Os perfis escolhidos foram analisados entre os dias 23 e 27 de março, semana em que agências especializadas em checagem e grandes veículos divulgaram notas de esclarecimento ao boato, como G1, eFarsas, Boatos.org, dentre outros.
Pela análise de 2 postagens consideradas significativas no reforço ao boato, percebe-se a co-ocorrência dos seguintes elementos discursivos fortalecedores:
Post 1:
Post 2
Pela análise de 2 postagens consideradas significativas no esclarecimento ao boato, verifica-se e a recorrência dos seguintes elementos discursivos enfraquecedores:
Post 1
Post 2
Após essa análise de conteúdo preliminar, foi traçado um mapa de um dos possíveis caminhos para a propagação dessa boato na rede, por meio de cascatas informacionais:
- Publicações em dois sites sensacionalistas associou vacina febre amarela a veneno e mortes (Pensa Brasil e Saúde, Vida e Família);
- Início do compartilhamento em redes sociais, especialmente Twitter e Facebook;
- Das redes sociais, boato migrou para fontes noticiosas de médio e grande porte, além de sites de fact checking e colunas de jornais tradicionais dedicadas ao esclarecimento de notícias falsas;
- Versões do esclarecimento começam a repercutir no Twitter;
- Verifica-se, na semana em que começam as postagens de esclarecimento (23 a 27 de março), fortaleceu-se a polarização dos discursos no Twitter, entre os que questionam a letalidade da vacina (veneno mortal) e os que desejam esclarecer o boato, desqualificando-o mediante apresentação de versões oficiais.
Publicações de perfis nas mídias sociais, sites e colunas dedicadas à checagem de dados
Conclusões preliminares
Imagem: Sobek Mining
O presente estudo, em andamento, pode apontar uma possível relação entre o compartilhamento de notícias falsas por sites sensacionalistas e sua difusão em perfis ativos no Twitter. Pode-se inferir, pela análise do conteúdo e co-ocorrências (Recuero: 2014) dos posts selecionados e da recorrência de dispositivos textuais fortalecedores e enfraquecedores, que há uma polarização entre os que dão créditos e desmentem boatos envolvendo o uso de vacinas. Também pode haver, nesse sentido, a alteração ou rompimento de uma cascata informacional negativa quando um site de checagem de dados ou algum perfil questiona a informação falsa, esvaziando seu valor enquanto um mero boato e fazendo menção às fontes oficiais.
Bibliografia:
SUSTEIN, Cass.

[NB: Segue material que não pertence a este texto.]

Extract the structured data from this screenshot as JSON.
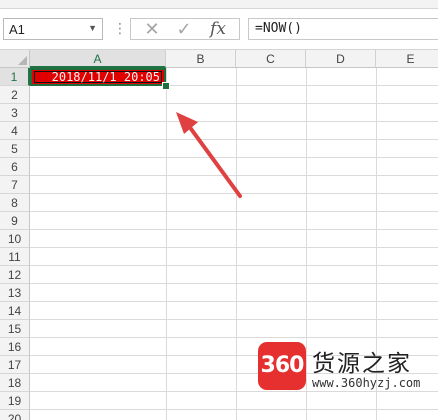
{
  "formula_bar": {
    "name_box": "A1",
    "formula": "=NOW()",
    "fx_label": "fx",
    "cancel_glyph": "✕",
    "enter_glyph": "✓"
  },
  "columns": [
    "A",
    "B",
    "C",
    "D",
    "E"
  ],
  "rows": [
    "1",
    "2",
    "3",
    "4",
    "5",
    "6",
    "7",
    "8",
    "9",
    "10",
    "11",
    "12",
    "13",
    "14",
    "15",
    "16",
    "17",
    "18",
    "19",
    "20"
  ],
  "cells": {
    "A1": "2018/11/1 20:05"
  },
  "colors": {
    "cell_fill": "#e00000",
    "selection": "#1e6e3e",
    "arrow": "#e04040"
  },
  "watermark": {
    "logo": "360",
    "title": "货源之家",
    "url": "www.360hyzj.com"
  }
}
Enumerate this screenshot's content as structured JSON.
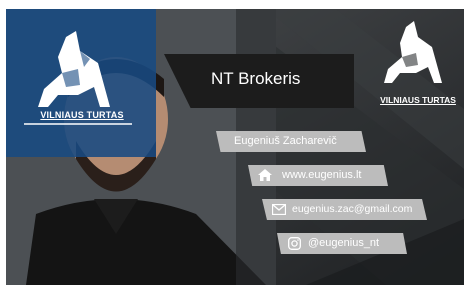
{
  "title": "NT Brokeris",
  "name": "Eugeniuš Zacharevič",
  "contacts": [
    {
      "icon": "home-icon",
      "text": "www.eugenius.lt"
    },
    {
      "icon": "mail-icon",
      "text": "eugenius.zac@gmail.com"
    },
    {
      "icon": "instagram-icon",
      "text": "@eugenius_nt"
    }
  ],
  "logo_text": "VILNIAUS TURTAS",
  "colors": {
    "accent_blue": "#184a82",
    "dark_panel": "#1c1c1c",
    "strip_gray": "#bcbcbc"
  }
}
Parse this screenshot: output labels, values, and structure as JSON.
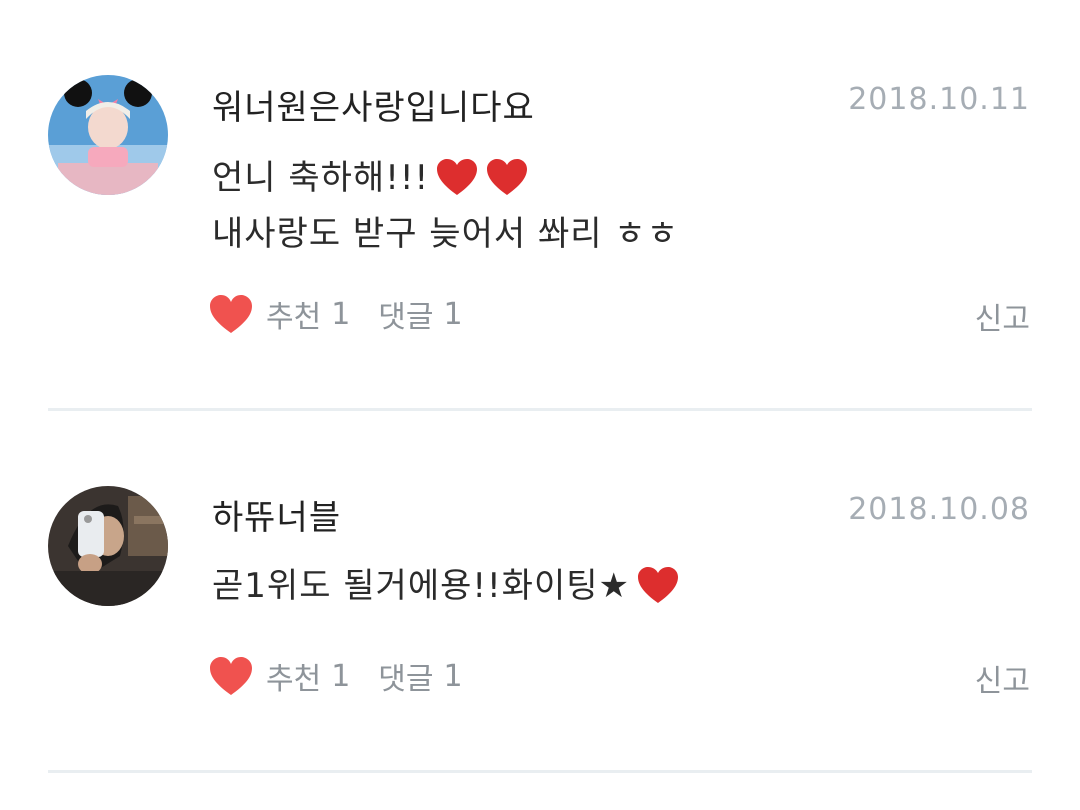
{
  "comments": [
    {
      "author": "워너원은사랑입니다요",
      "date": "2018.10.11",
      "text_lines": [
        "언니 축하해!!!",
        "내사랑도 받구 늦어서 쏴리 ㅎㅎ"
      ],
      "line1_emoji": [
        "red-heart",
        "red-heart"
      ],
      "like_label": "추천",
      "like_count": "1",
      "reply_label": "댓글",
      "reply_count": "1",
      "report_label": "신고",
      "avatar_icon": "user-avatar-photo"
    },
    {
      "author": "하뜌너블",
      "date": "2018.10.08",
      "text_lines": [
        "곧1위도 될거에용!!화이팅★"
      ],
      "line1_emoji": [
        "red-heart"
      ],
      "like_label": "추천",
      "like_count": "1",
      "reply_label": "댓글",
      "reply_count": "1",
      "report_label": "신고",
      "avatar_icon": "user-avatar-photo"
    }
  ],
  "colors": {
    "heart": "#f0524f",
    "emoji_heart": "#dd2e2e",
    "date": "#a6adb4",
    "meta": "#8e949a",
    "divider": "#e9eef1"
  }
}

A Verdade Sobre os Boatos. São Paulo: Elsevier, 2010, 160p.
REULE, D. A dinâmica dos rumores na rede: a web como espaço de propagação de boatos virtuais. 2008. 132 f. Dissertação de Mestrado em Comunicação e Informação – Universidade Federal do Rio Grande do Sul , Porto Alegre, 2008.
RECUERO, R. (org). Análise de redes para mídia social. Porto Alegre: Sulina, 2015. 182 p. (Coleção Cibercultura).